You are viewing a plain text version of this content. The canonical link for it is here.
Posted to user@whirr.apache.org by Marco Didonna <m....@gmail.com> on 2011/10/30 09:28:20 UTC

CDH behaves differently in the cloud?

Hello everyone,
I am pretty new to whirr and I would like to share with you my doubts.
I am using on my laptop latest version of cdh available from
repositories and I'd expect it to behave the same way on the cloud
since I used the "cloudera recipe" to launch a cdh cluster in EC2,
m1.large instance type. Here's the whirr config file
http://pastebin.com/JXHYvMNb
First of all seems like whirr installs a different version of cdh in
the cloud according to what hadoop version says: I don't think this is
a big deal but still...
Secondly some options have absolutely no effect:

- hadoop-mapreduce.mapred.child.java.opts=-Xmx1600m is basically
ignored, even though it is present in mapred-site (on my laptop it
works). According to ps aux the Xmx is 200 as default. I've also tried
to manually edit mapred-site and add
mapred.map.child.java.opts=-Xmx1000m and I got error saying there was
no enough space (4GB were free).

- hadoop-hdfs.dfs.replication=1 is ignored as well since I see
replication factor 3 when I move my data from s3 to hdfs.

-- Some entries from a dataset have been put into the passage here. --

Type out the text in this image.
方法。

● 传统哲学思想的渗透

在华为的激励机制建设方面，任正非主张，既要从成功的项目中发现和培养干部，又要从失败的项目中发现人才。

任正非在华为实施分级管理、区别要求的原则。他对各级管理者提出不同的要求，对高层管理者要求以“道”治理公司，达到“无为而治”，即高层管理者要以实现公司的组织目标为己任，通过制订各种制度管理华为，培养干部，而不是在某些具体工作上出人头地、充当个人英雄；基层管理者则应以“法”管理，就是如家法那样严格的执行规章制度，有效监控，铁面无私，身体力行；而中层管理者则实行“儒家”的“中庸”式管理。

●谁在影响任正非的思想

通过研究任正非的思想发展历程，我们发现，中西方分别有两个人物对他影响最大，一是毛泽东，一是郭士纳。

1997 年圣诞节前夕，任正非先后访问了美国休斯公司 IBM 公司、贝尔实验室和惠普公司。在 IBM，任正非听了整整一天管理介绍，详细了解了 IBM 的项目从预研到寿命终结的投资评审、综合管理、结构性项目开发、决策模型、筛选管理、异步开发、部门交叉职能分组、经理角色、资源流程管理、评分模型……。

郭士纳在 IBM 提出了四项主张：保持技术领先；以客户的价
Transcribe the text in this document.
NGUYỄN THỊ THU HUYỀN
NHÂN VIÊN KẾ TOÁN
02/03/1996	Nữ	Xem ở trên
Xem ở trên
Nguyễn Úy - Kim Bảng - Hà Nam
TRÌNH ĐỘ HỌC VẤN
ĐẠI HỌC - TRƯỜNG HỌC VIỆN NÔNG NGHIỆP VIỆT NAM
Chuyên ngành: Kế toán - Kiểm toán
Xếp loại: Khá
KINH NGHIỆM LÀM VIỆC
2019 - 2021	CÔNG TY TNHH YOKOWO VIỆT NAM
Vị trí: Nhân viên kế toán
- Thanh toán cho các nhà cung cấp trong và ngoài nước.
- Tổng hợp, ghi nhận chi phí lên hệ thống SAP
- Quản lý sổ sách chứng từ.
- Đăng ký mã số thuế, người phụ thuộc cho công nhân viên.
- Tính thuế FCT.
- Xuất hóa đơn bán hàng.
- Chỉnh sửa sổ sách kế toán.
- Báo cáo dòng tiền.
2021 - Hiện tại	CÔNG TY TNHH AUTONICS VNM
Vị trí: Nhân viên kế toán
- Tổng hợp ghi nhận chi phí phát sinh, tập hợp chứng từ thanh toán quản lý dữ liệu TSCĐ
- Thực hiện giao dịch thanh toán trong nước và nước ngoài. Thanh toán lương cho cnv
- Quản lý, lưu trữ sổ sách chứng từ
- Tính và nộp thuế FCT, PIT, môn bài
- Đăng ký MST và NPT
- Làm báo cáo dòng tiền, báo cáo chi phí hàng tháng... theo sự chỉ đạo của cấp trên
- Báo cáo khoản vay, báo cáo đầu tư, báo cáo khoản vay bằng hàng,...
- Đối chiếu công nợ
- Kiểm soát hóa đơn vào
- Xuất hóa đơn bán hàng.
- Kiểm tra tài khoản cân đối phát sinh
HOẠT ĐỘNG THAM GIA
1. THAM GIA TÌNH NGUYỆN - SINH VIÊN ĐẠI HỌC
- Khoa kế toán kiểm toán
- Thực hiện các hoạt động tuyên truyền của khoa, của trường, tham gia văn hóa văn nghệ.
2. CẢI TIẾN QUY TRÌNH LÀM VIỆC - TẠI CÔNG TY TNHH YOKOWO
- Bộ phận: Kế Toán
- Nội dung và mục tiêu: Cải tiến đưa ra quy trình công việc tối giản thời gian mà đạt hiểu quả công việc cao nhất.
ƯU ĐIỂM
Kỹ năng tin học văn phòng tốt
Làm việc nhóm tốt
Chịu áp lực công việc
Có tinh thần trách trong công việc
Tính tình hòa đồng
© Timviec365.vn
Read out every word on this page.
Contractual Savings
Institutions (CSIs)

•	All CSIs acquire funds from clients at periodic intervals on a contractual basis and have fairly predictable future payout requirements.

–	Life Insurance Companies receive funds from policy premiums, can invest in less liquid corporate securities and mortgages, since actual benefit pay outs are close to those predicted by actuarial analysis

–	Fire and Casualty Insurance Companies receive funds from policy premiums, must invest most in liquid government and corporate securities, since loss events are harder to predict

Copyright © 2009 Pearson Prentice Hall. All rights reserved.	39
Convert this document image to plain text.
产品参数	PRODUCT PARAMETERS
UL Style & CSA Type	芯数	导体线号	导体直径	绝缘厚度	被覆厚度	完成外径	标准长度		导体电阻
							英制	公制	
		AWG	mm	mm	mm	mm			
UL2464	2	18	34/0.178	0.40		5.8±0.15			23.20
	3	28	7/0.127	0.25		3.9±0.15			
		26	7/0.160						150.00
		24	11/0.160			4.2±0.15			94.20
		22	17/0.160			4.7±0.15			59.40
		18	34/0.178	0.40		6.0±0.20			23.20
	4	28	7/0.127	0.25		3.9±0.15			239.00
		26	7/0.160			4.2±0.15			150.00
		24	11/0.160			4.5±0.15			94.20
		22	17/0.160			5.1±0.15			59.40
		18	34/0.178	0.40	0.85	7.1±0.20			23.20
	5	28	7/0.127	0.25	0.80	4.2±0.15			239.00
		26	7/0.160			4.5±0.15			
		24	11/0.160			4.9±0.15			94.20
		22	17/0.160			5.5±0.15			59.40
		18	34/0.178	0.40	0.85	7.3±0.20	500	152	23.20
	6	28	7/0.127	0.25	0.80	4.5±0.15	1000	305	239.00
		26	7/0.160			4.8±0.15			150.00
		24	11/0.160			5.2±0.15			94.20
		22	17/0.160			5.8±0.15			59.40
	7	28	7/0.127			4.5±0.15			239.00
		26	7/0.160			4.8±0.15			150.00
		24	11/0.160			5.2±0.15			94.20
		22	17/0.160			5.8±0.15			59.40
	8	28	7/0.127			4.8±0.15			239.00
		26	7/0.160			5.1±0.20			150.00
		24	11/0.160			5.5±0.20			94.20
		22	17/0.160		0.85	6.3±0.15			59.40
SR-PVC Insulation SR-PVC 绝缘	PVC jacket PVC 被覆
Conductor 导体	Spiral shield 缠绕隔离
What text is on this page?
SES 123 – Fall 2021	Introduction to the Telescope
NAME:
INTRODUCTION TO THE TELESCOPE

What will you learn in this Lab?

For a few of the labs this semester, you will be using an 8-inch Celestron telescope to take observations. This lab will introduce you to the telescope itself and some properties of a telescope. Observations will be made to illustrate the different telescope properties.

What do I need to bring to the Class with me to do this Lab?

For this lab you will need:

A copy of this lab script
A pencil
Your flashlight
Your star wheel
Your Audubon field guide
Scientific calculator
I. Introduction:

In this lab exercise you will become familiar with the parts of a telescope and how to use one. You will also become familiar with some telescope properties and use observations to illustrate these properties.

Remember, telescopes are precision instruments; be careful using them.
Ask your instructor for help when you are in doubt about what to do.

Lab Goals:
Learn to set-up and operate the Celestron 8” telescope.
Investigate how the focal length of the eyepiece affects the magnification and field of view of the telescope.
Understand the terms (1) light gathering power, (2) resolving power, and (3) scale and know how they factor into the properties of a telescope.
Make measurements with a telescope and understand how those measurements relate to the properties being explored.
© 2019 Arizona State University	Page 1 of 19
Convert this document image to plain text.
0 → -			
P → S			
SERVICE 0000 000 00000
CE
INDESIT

- hadoop-hdfs.dfs.block.size=134217728 I actually don't know how to
see if this has affected hdfs config.

I hope someone can shed some light and maybe some configuration tweaks
for m1.large he/she is using.

Thank you

Marco Didonna

Re: CDH behaves differently in the cloud?

Posted by Marco Didonna <m....@gmail.com>.
What do you mean by check remote config files? I did check them to
understand why some options were completely ignored...the config files
seems ok ... some minor difference compared to my own (pseudo mode)
config files.

Thanks for your answer,

Marco

On 1 November 2011 13:31, Andrei Savu <sa...@gmail.com> wrote:
> Right now Whirr is using the latest release from Cloudera in this case
> cdh3u2 release recently. It's possible that our setup scripts are affected
> by this upgrade. We are tracking progress on this in:

Re: CDH behaves differently in the cloud?

Posted by Andrei Savu <sa...@gmail.com>.
Marco -

Can you check the remote config files for CDH Hadoop & versions?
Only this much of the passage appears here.